New CTU analysis of the National & ACT coalition agreement has shown the cost of returning interest deductibility to landlords is an extra $900 million on top of National’s original proposal. This is because it is going to be implemented earlier and faster, including retrospective rebates from April 2023.
“This policy will effectively give billions to landlords, while taking away from a much needed tax pool which could be put to use addressing core issues of the housing crisis, such as underinvestment in public homes,” says Vanessa Cole, spokesperson for Public Housing Futures
“The housing crisis will only continue to worsen without addressing the fundamentals.
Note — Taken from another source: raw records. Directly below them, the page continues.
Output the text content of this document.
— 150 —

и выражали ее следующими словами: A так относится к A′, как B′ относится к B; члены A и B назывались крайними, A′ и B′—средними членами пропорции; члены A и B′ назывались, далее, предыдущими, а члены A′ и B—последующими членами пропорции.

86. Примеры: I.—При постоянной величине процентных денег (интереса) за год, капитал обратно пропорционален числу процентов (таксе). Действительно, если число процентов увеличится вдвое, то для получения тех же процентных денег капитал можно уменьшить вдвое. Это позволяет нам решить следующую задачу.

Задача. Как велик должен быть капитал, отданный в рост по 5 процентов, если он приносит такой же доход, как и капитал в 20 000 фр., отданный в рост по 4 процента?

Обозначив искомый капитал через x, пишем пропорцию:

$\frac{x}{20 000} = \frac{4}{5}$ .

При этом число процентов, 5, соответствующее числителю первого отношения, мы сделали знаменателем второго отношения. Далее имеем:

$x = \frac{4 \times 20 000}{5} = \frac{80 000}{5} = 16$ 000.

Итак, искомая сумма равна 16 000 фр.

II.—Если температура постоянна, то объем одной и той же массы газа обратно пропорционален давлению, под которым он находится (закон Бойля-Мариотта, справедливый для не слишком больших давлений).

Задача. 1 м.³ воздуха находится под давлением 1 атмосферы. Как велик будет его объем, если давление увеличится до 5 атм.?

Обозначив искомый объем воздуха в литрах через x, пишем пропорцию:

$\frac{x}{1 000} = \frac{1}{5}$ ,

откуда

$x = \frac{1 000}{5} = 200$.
Giving bonuses to those already profiting off the crisis is a bitter pill to swallow for those who want to see things improve, in particular those living in temporary motels and lodges waiting for public housing, and the thousands of renters paying increasingly unaffordable rents for often cold, mouldy homes,” says Cole
Under the National & ACT coalition agreement, landlords will get a massive hand out, but renters will not see this reflected in the amount they pay each week. Rents will continue to rise. National medium rent is up 7.8% on October last year, with Tāmaki Makaurau and Northland rising by 14%.
“Giving tax breaks to landlords is not going to address the failures of the private market to provide genuinely affordable, secure homes. This policy reversal, on top of a proposal to reinstate ‘no cause evictions,’ is giving power to landlords at the expense of the 1.5 million people who rent in Aotearoa.
“If the Government intends to address the housing crisis, rather than fuel the flames of the private market, they need to be focussed on building public housing at scale, not giving handouts to landlords unable to deliver the housing we need,” says Cole.